İzmir, körfezi ve tatil beldeleriyle ünlüdür, ancak deniz seviyesinin yükselmesi, bu güzel bölgeleri tehlikeli sular altında bırakabilir. Raporda, İstanbul ve İzmir gibi büyük nüfuslu ve ekonomik olarak gelişmiş şehirlerin, iklim değişikliği nedeniyle deniz seviyesi artışlarının yaratacağı tehlikelere karşı savunmasız olduğu belirtiliyor.

Uzmanlar, bu raporu inceleyerek, iklim değişikliği ile mücadelede daha fazla adım atmanın ne kadar acil olduğunu anlamalılar. Aksi halde, bu güzel şehirler ve kültürel mirasları, deniz seviyelerinin yükselmesinin acımasız gerçeği karşısında kaybolabilir.sİstanbul Boğazı ve İzmir Körfezi'nde Büyük Tehlike: Deniz Seviyesi Yükselmesi Alarmı

Küresel Denge Derneği tarafından hazırlanan son rapor, İstanbul Boğazı ve İzmir Körfezi'nin küresel iklim değişikliği tehdidi altında olduğunu acı bir şekilde gözler önüne seriyor. "İstanbul ve İzmir İlleri için Deniz Seviyesi Yükselmesi ve Olası Etkileri" adlı bu çarpıcı rapor, deniz seviyesinin yükselmesinin, özellikle bu bölgelerde bulunan konaklar, saraylar, tarihi ve dini yapılar için büyük bir tehlike oluşturduğuna dikkat çekiyor.

Raporda, İstanbul Boğazı'nın tamamının, özellikle de kıyılardaki önemli yapıların deniz seviyesindeki artıştan ciddi şekilde etkilenebileceği belirtiliyor. Dolmabahçe Sarayı, Beylerbeyi Sarayı, Küçüksu Kasrı gibi tarihi saraylar ve Şemsi Paşa Camii ile Ortaköy Camii gibi önemli yapıların korunması için daha kalıcı ve kapsamlı önlemler alınması gerektiği vurgulanıyor. Ayrıca, Göksu, Küçüksu ve Kurbağalıdere gibi akarsu yataklarının bir kısmının deniz seviyesi yükselmesi nedeniyle sular altında kalabileceği öngörülüyor.

İstanbul'da deniz seviyesinin yükselmesi durumunda, iskelelerde yenileme çalışmalarının yapılması gerekeceği ve özellikle lodoslu havalarda fırtına kabarmalarına karşı mühendislik tedbirlerinin alınması gerektiği raporun önemli bulguları arasında yer alıyor.
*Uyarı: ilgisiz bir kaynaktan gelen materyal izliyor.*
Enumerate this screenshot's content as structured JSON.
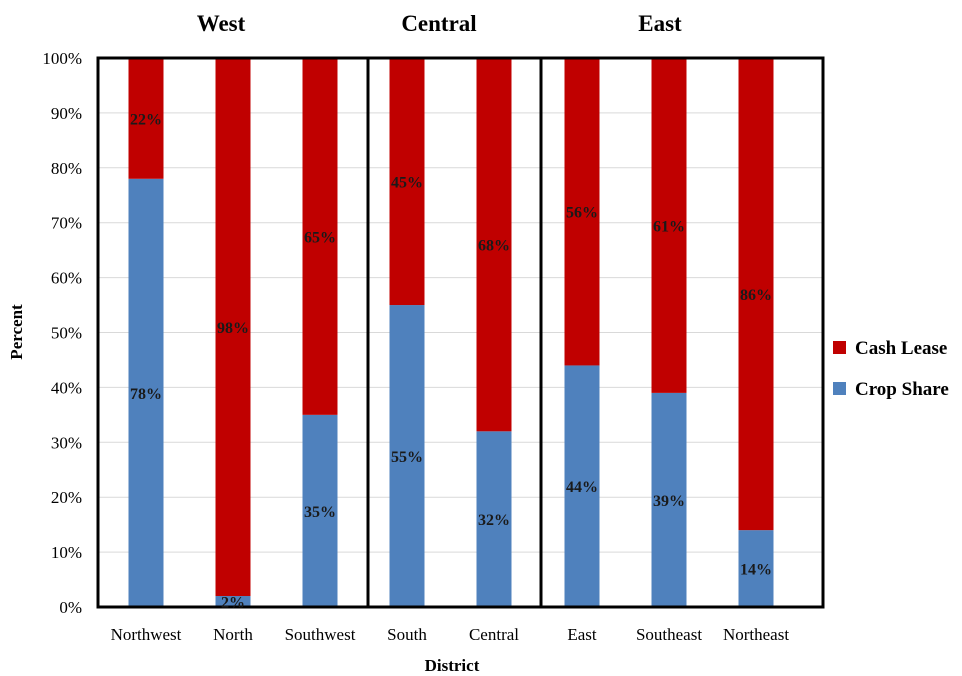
{
  "chart_data": {
    "type": "bar",
    "stacked": true,
    "percent_stacked": true,
    "categories": [
      "Northwest",
      "North",
      "Southwest",
      "South",
      "Central",
      "East",
      "Southeast",
      "Northeast"
    ],
    "groups": [
      {
        "name": "West",
        "categories": [
          "Northwest",
          "North",
          "Southwest"
        ]
      },
      {
        "name": "Central",
        "categories": [
          "South",
          "Central"
        ]
      },
      {
        "name": "East",
        "categories": [
          "East",
          "Southeast",
          "Northeast"
        ]
      }
    ],
    "series": [
      {
        "name": "Crop Share",
        "color": "#4f81bd",
        "values": [
          78,
          2,
          35,
          55,
          32,
          44,
          39,
          14
        ],
        "labels": [
          "78%",
          "2%",
          "35%",
          "55%",
          "32%",
          "44%",
          "39%",
          "14%"
        ]
      },
      {
        "name": "Cash Lease",
        "color": "#c00000",
        "values": [
          22,
          98,
          65,
          45,
          68,
          56,
          61,
          86
        ],
        "labels": [
          "22%",
          "98%",
          "65%",
          "45%",
          "68%",
          "56%",
          "61%",
          "86%"
        ]
      }
    ],
    "xlabel": "District",
    "ylabel": "Percent",
    "ylim": [
      0,
      100
    ],
    "yticks": [
      "0%",
      "10%",
      "20%",
      "30%",
      "40%",
      "50%",
      "60%",
      "70%",
      "80%",
      "90%",
      "100%"
    ],
    "grid": true,
    "legend": {
      "placement": "right",
      "entries": [
        "Cash Lease",
        "Crop Share"
      ]
    }
  }
}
Ayrıca, Kadıköy'de deniz seviyesi yükselmesinin metro girişlerini etkileyebileceği ve bu konuda önlem alınması gerektiği vurgulanıyor. Prens Adaları'nda yerleşim bölgelerinin bulunduğu iskele ve kıyı bölgelerinin de etkilenebileceği kaydediliyor.
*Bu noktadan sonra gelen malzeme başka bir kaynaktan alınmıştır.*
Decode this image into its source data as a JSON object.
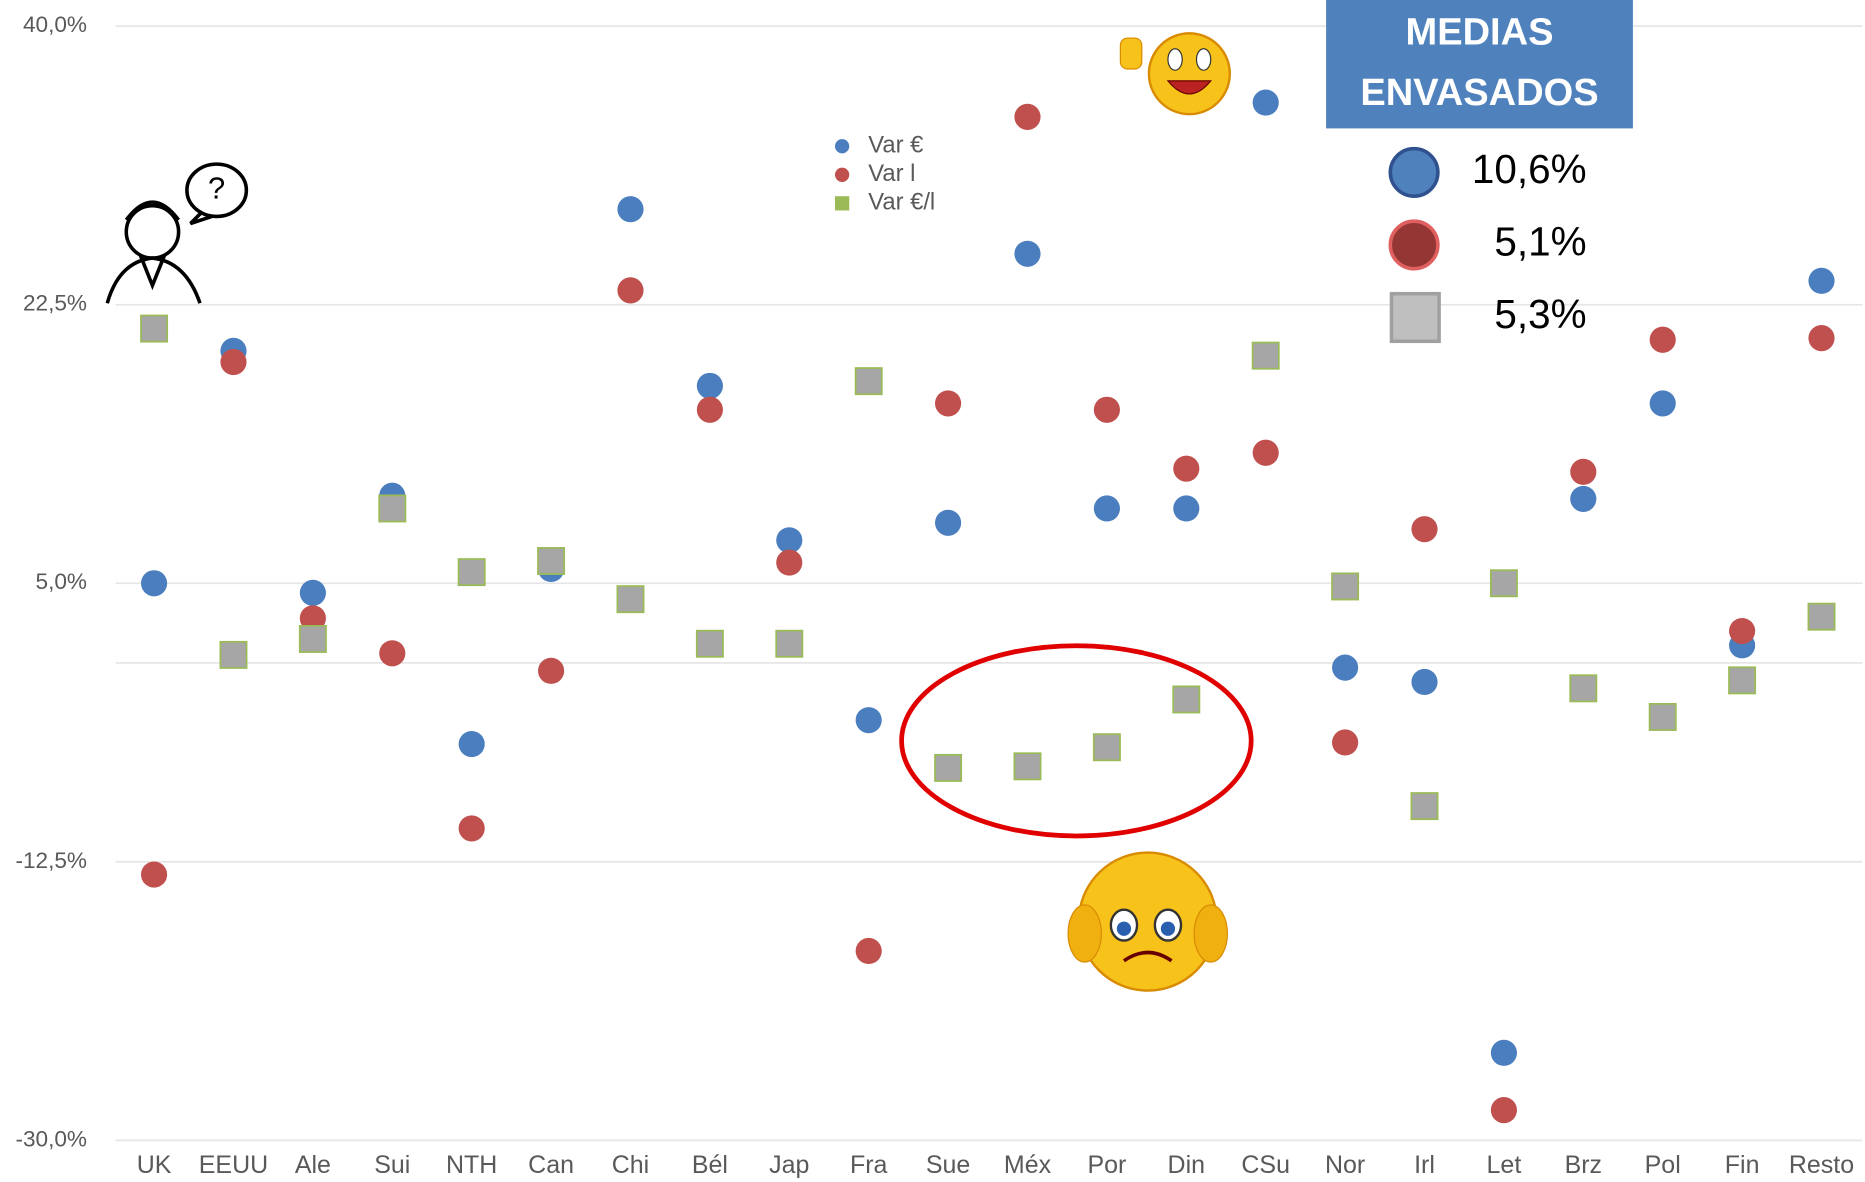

Raporun yazarlarından Prof. Dr. Nüzhet Dalfes, İstanbul'da Marmara Denizi kıyısındaki ilçelerde 6 milyondan fazla insanın yaşadığını ve özellikle şehrin güney kıyılarının deniz seviyesindeki değişimden daha fazla etkileneceğini açıkladı. Bu bilgiler, şehir yönetimlerinin ve hükümetlerin iklim değişikliğinin etkileri konusunda daha ciddi adımlar atmalarının ne kadar acil olduğunu gösteriyor. İklim değişikliği, artık sadece bir gelecek tehdidi değil, günümüzün acil bir gerçeği haline gelmiş durumda.